The chief reason Mitch McConnell is so upset by filibuster reform is that if Senate rules stay essentially the same after January 22 Republicans will have the same free hand they’ve exercised so brutally over the last four years to block the only pre-assured achievement of President Obama’s second term, that of naming sensible jurists to the Supreme Court to curb the excesses of its über-conservatives, particularly those without an operating human brain (Clarence Thomas, anyone?) There will be at least one vacancy over the next four years, and perhaps more, and as the rules of the Senate stand now there is no reason to prevent any single kook senator (Rand Paul, anyone?) from blocking the Senate from confirming any nomination Obama might make to fill the seat(s). There is nothing in the Constitution that says the Supreme Court can’t or won’t operate with fewer than nine members, in fact it has done so many times. And as Senate rules stand now any single senator can completely block (and secretly, too) any item of Senate business from ever going forward.
The arguments against reform can seem plausible—if real reform is enacted, then it can be used against the Democrats if they ever find themselves in the minority again. But the filibuster isn’t being taken away; it is simply being retailored to the shape it held until 1975, namely a blocking mechanism useful to a Senate minority that involves speaking continuously on the floor. And as to the “secret holds” that reform would do away with, only Republicans have ever used these to scurrilous effect. Anyway the “secret hold” is also a creature of 1975, and if both the Senate and the nation survived perfectly happily under a real filibuster and a lack of “secret holds” for 200 years there’s no reason to suppose it can’t again.

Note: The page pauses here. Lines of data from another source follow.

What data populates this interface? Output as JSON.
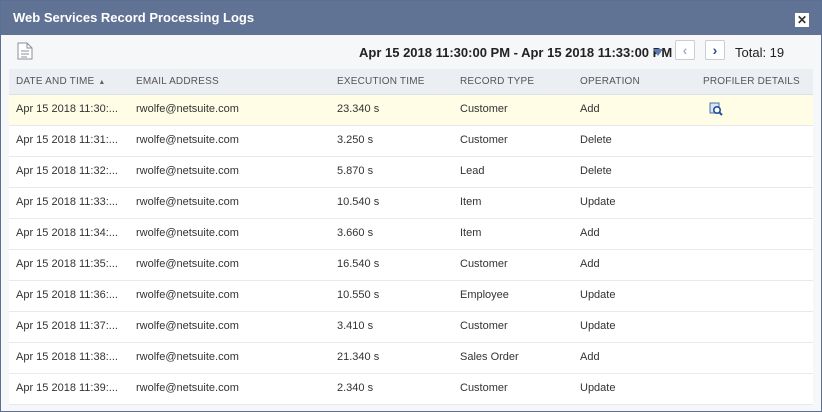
{
  "dialog": {
    "title": "Web Services Record Processing Logs",
    "close_label": "✕"
  },
  "toolbar": {
    "range": "Apr 15 2018 11:30:00 PM - Apr 15 2018 11:33:00 PM",
    "total": "Total: 19",
    "prev_label": "‹",
    "next_label": "›"
  },
  "table": {
    "headers": {
      "date": "DATE AND TIME",
      "email": "EMAIL ADDRESS",
      "exec": "EXECUTION TIME",
      "type": "RECORD TYPE",
      "op": "OPERATION",
      "prof": "PROFILER DETAILS"
    },
    "rows": [
      {
        "date": "Apr 15 2018 11:30:...",
        "email": "rwolfe@netsuite.com",
        "exec": "23.340 s",
        "type": "Customer",
        "op": "Add"
      },
      {
        "date": "Apr 15 2018 11:31:...",
        "email": "rwolfe@netsuite.com",
        "exec": "3.250 s",
        "type": "Customer",
        "op": "Delete"
      },
      {
        "date": "Apr 15 2018 11:32:...",
        "email": "rwolfe@netsuite.com",
        "exec": "5.870 s",
        "type": "Lead",
        "op": "Delete"
      },
      {
        "date": "Apr 15 2018 11:33:...",
        "email": "rwolfe@netsuite.com",
        "exec": "10.540 s",
        "type": "Item",
        "op": "Update"
      },
      {
        "date": "Apr 15 2018 11:34:...",
        "email": "rwolfe@netsuite.com",
        "exec": "3.660 s",
        "type": "Item",
        "op": "Add"
      },
      {
        "date": "Apr 15 2018 11:35:...",
        "email": "rwolfe@netsuite.com",
        "exec": "16.540 s",
        "type": "Customer",
        "op": "Add"
      },
      {
        "date": "Apr 15 2018 11:36:...",
        "email": "rwolfe@netsuite.com",
        "exec": "10.550 s",
        "type": "Employee",
        "op": "Update"
      },
      {
        "date": "Apr 15 2018 11:37:...",
        "email": "rwolfe@netsuite.com",
        "exec": "3.410 s",
        "type": "Customer",
        "op": "Update"
      },
      {
        "date": "Apr 15 2018 11:38:...",
        "email": "rwolfe@netsuite.com",
        "exec": "21.340 s",
        "type": "Sales Order",
        "op": "Add"
      },
      {
        "date": "Apr 15 2018 11:39:...",
        "email": "rwolfe@netsuite.com",
        "exec": "2.340 s",
        "type": "Customer",
        "op": "Update"
      }
    ]
  },
  "colors": {
    "titlebar": "#607394",
    "selected_row": "#fffde6",
    "accent": "#2b4d86"
  }
}
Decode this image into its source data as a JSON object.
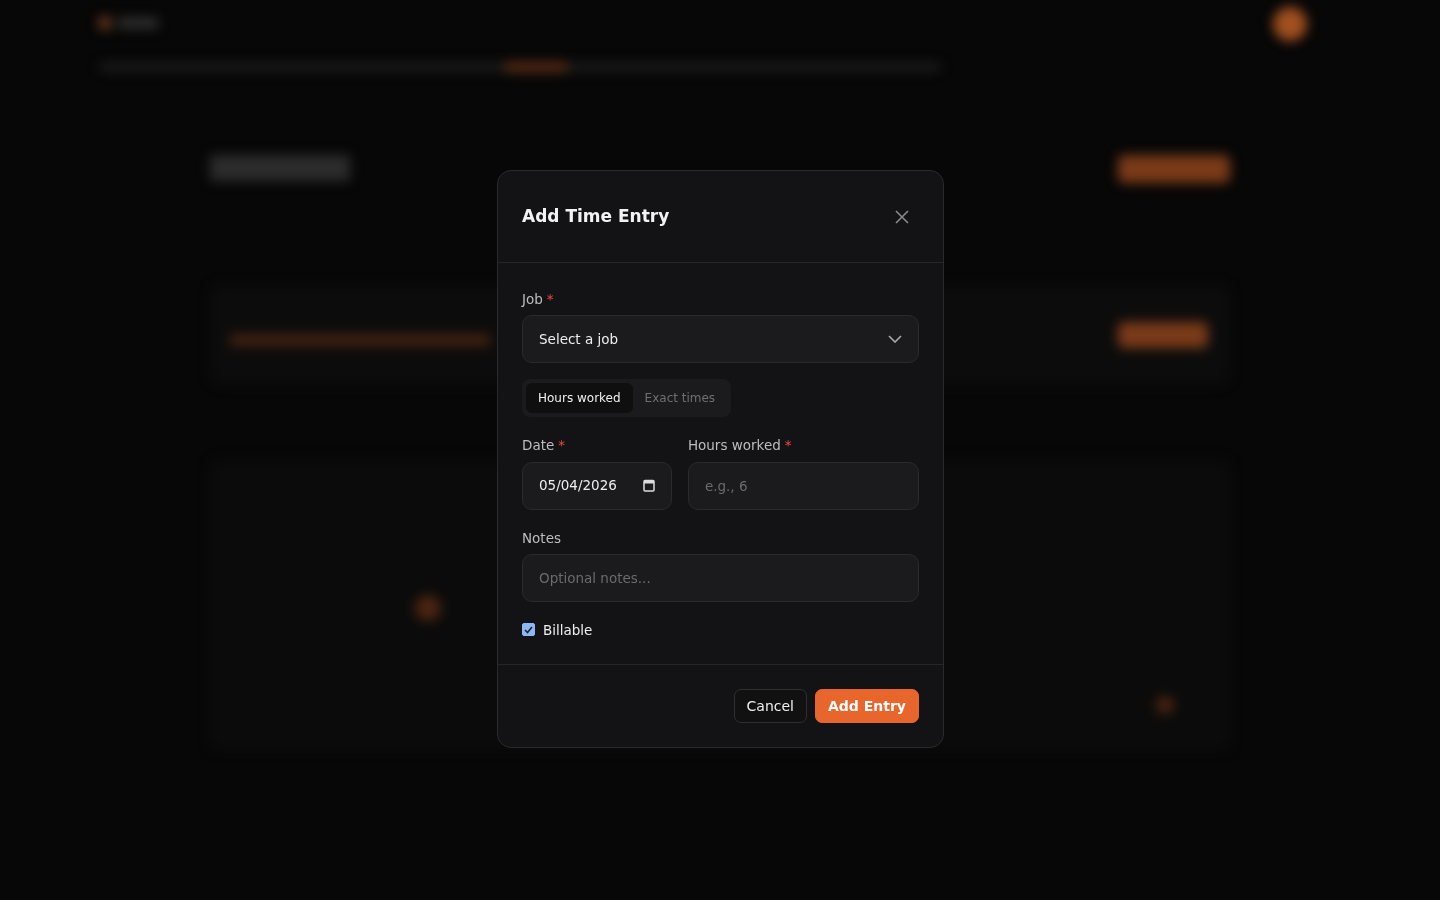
{
  "dialog": {
    "title": "Add Time Entry",
    "job": {
      "label": "Job",
      "required_mark": "*",
      "value": "Select a job"
    },
    "modes": [
      {
        "label": "Hours worked",
        "selected": true
      },
      {
        "label": "Exact times",
        "selected": false
      }
    ],
    "date": {
      "label": "Date",
      "required_mark": "*",
      "value": "05/04/2026"
    },
    "hours": {
      "label": "Hours worked",
      "required_mark": "*",
      "placeholder": "e.g., 6"
    },
    "notes": {
      "label": "Notes",
      "placeholder": "Optional notes..."
    },
    "billable": {
      "label": "Billable",
      "checked": true
    },
    "buttons": [
      {
        "label": "Cancel",
        "kind": "secondary"
      },
      {
        "label": "Add Entry",
        "kind": "primary"
      }
    ]
  }
}
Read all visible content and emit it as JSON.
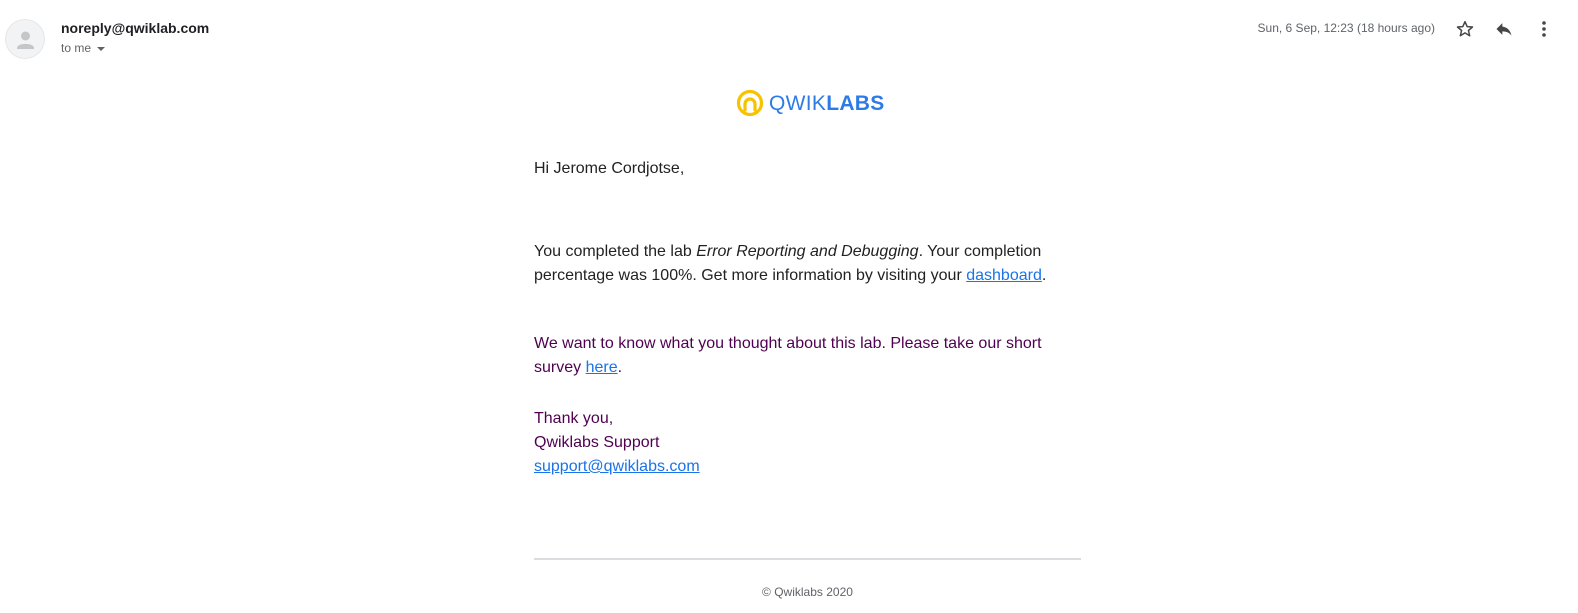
{
  "email_header": {
    "sender": "noreply@qwiklab.com",
    "recipient_label": "to me",
    "timestamp": "Sun, 6 Sep, 12:23 (18 hours ago)"
  },
  "logo": {
    "text_light": "QWIK",
    "text_bold": "LABS",
    "brand_color": "#2e7be6",
    "icon_color": "#f7c200"
  },
  "body": {
    "greeting": "Hi Jerome Cordjotse,",
    "paragraph1": {
      "before_lab": "You completed the lab ",
      "lab_name": "Error Reporting and Debugging",
      "after_lab": ". Your completion percentage was 100%. Get more information by visiting your ",
      "link_text": "dashboard",
      "end": "."
    },
    "paragraph2": {
      "text": "We want to know what you thought about this lab. Please take our short survey ",
      "link_text": "here",
      "end": "."
    },
    "signoff": {
      "thanks": "Thank you,",
      "team": "Qwiklabs Support",
      "email": "support@qwiklabs.com"
    }
  },
  "footer": {
    "copyright": "© Qwiklabs 2020"
  },
  "colors": {
    "link": "#1a73e8",
    "quoted_text": "#500050",
    "body_text": "#222222"
  }
}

Of course the GOP, as currently constituted, will continue to act in the most despicable, selfish, unpatriotic, and bowing-and-scraping-to-the-one-percent fashion no matter what the rules of the Senate are. Might as well make them useful, at least for the present. Just remember that the future of the Supreme Court and the rights of human beings as opposed to corporations depends on immediate real reform of the filibuster. Right now the GOP is fawning and groveling before the leaders of the Senate, making the same promises of bonhomie and bipartisanship they did four years ago. I sincerely hope Harry Reid, and everyone else at risk of falling for their hogwash, will wake up before it is too late. Don’t fall into the same pit again, folks. The same snake is making the same promises, that everyone under the sun knows they won’t keep. This time there is too much at stake.